Keşke hep gülseydik kahkaha atsaydık, çiçekler böcekler filan... Ama izleyenler mutlaka hatırlayacaktır, 16-17-18. bölümlerde Kore klişesine dayanamayıp fena duygu sömürüsü yapmışlar. İlla ki o hastanede çekilecek bir kaç bölüm olacak yani! Çok içli ağladılar. Beni de ağlattılar.
 Ticari amaçlarla yapıldığı çok belli olan, bir indie film kalitesi elbette beklenmemesi gereken ama sonuçta eğlenceli ve sürükleyici olmayı becerebilen bir dizi Secret Garden. Klasik zengin-fakir klişesinin fazla dramatize edilmediği modern bir versiyonu izlemek isteyenler mutlaka bir bakmalılar.

Puanlamadan olmaz!
Konsept: 4
Hikaye: 5
Anlatım: 7
Karakterler: 7
Görsellik: 6
Joo Won'nun eşofmanları: 10

Genel: 7

Yorumlar

  1. Merhaba beni zaten Skip beat yazılarınızdan hatırlarsınız. Sizden tavsiye alacaktım. Skip Beat tarzı ya da benzer anime veya manga önerinizle, komedi alanında kore dizi ve animeleri önerebilir misiniz?

    YanıtlaSil
    Yanıtlar
    1. Kore dizilerini çok takip etmediğim için şimdilik Skip Beat'e benzer bir şeyle pek karşılaşmadım (geçen senelerde çekilen dizi uyarlaması dışında). Ama benzer anime ya da mangalar var. Eğer şov dünyası, oyunculuk vs konusu bakımından benzer olsun istiyorsanız Glass Mask, Crash!, Penguin Revoution, The One gibi mangalar aklıma geliyor şu anda.
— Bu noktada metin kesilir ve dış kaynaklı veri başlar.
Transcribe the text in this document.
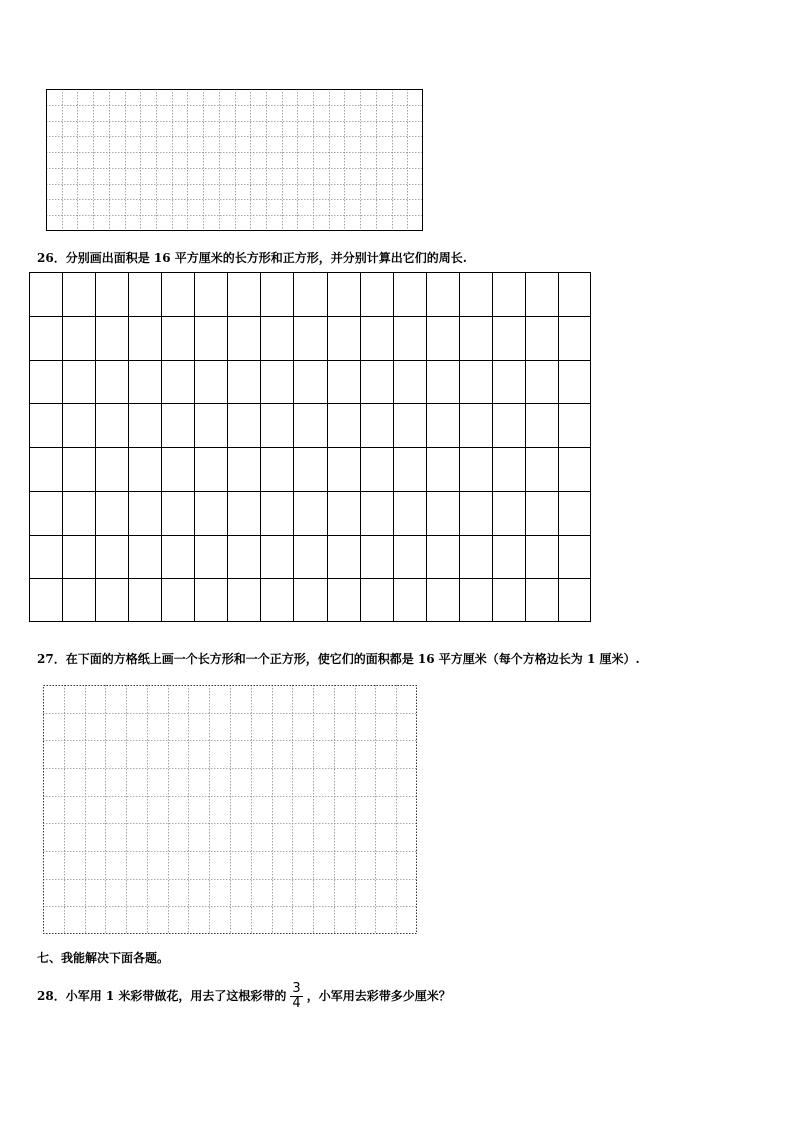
26．分别画出面积是 16 平方厘米的长方形和正方形，并分别计算出它们的周长.
27．在下面的方格纸上画一个长方形和一个正方形，使它们的面积都是 16 平方厘米（每个方格边长为 1 厘米）.
七、我能解决下面各题。
28．小军用 1 米彩带做花，用去了这根彩带的 $\frac{3}{4}$ ，小军用去彩带多少厘米？
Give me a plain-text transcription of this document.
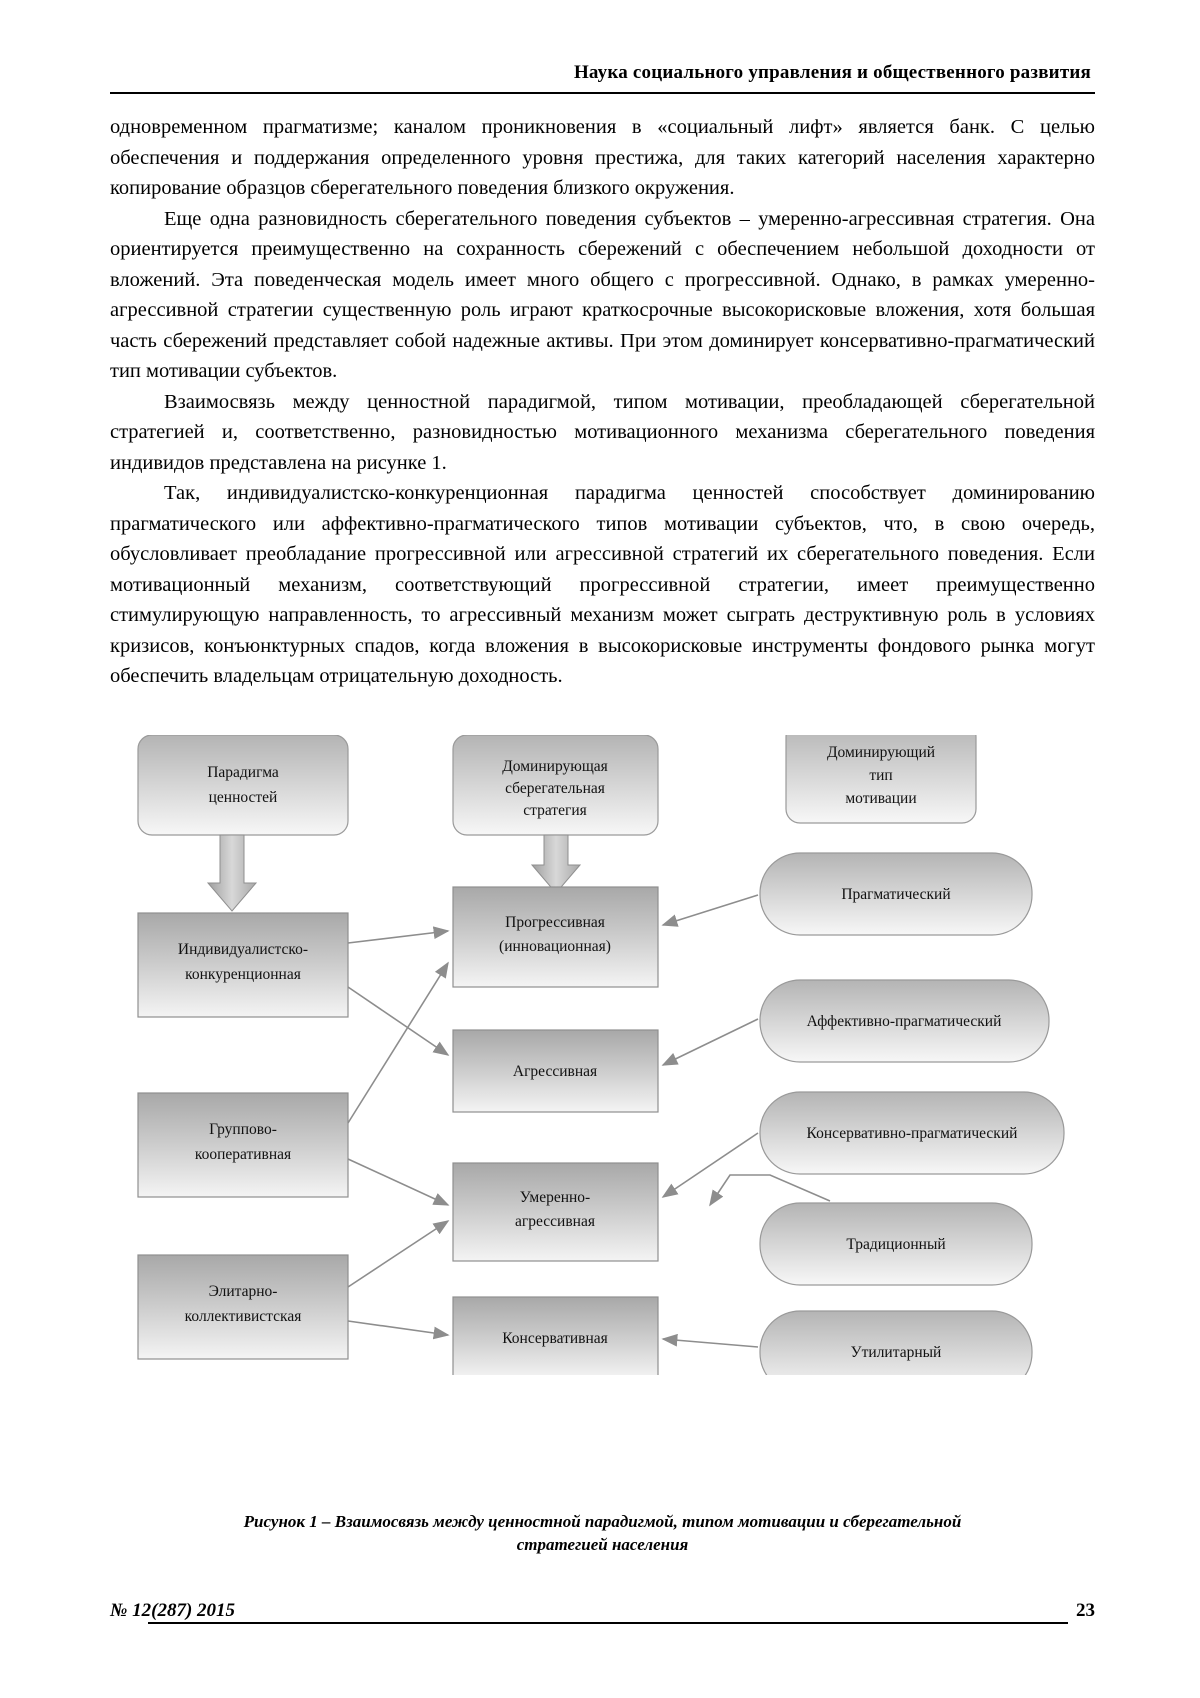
Наука социального управления и общественного развития

одновременном прагматизме; каналом проникновения в «социальный лифт» является банк. С целью обеспечения и поддержания определенного уровня престижа, для таких категорий населения характерно копирование образцов сберегательного поведения близкого окружения.

Еще одна разновидность сберегательного поведения субъектов – умеренно-агрессивная стратегия. Она ориентируется преимущественно на сохранность сбережений с обеспечением небольшой доходности от вложений. Эта поведенческая модель имеет много общего с прогрессивной. Однако, в рамках умеренно-агрессивной стратегии существенную роль играют краткосрочные высокорисковые вложения, хотя большая часть сбережений представляет собой надежные активы. При этом доминирует консервативно-прагматический тип мотивации субъектов.

Взаимосвязь между ценностной парадигмой, типом мотивации, преобладающей сберегательной стратегией и, соответственно, разновидностью мотивационного механизма сберегательного поведения индивидов представлена на рисунке 1.

Так, индивидуалистско-конкуренционная парадигма ценностей способствует доминированию прагматического или аффективно-прагматического типов мотивации субъектов, что, в свою очередь, обусловливает преобладание прогрессивной или агрессивной стратегий их сберегательного поведения. Если мотивационный механизм, соответствующий прогрессивной стратегии, имеет преимущественно стимулирующую направленность, то агрессивный механизм может сыграть деструктивную роль в условиях кризисов, конъюнктурных спадов, когда вложения в высокорисковые инструменты фондового рынка могут обеспечить владельцам отрицательную доходность.

Парадигма
ценностей
Доминирующая
сберегательная
стратегия
Доминирующий
тип
мотивации
Индивидуалистско-
конкуренционная
Группово-
кооперативная
Элитарно-
коллективистская
Прогрессивная
(инновационная)
Агрессивная
Умеренно-
агрессивная
Консервативная
Прагматический
Аффективно-прагматический
Консервативно-прагматический
Традиционный
Утилитарный
Рисунок 1 – Взаимосвязь между ценностной парадигмой, типом мотивации и сберегательной
стратегией населения
№ 12(287) 2015	23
Glass Mask'in animesi de var sanıyorum. Şov dünyası içermiyor ama Skip Beat yazarının bir önceki işi Tokyo Crazy Paradise tarz olarak çok yakın haliyle. Kaichou wa Maid-sama, Special A, The Wallflower anime/mangaları da hem komedi tarzı hem de ana karakteri bakımından Skip Beat'e benziyor. Bu saydıklarımın manga olarak Türkçe çevirileri bulunur mu bilemiyorum ama anime adaptasyonlarının vardır eminim.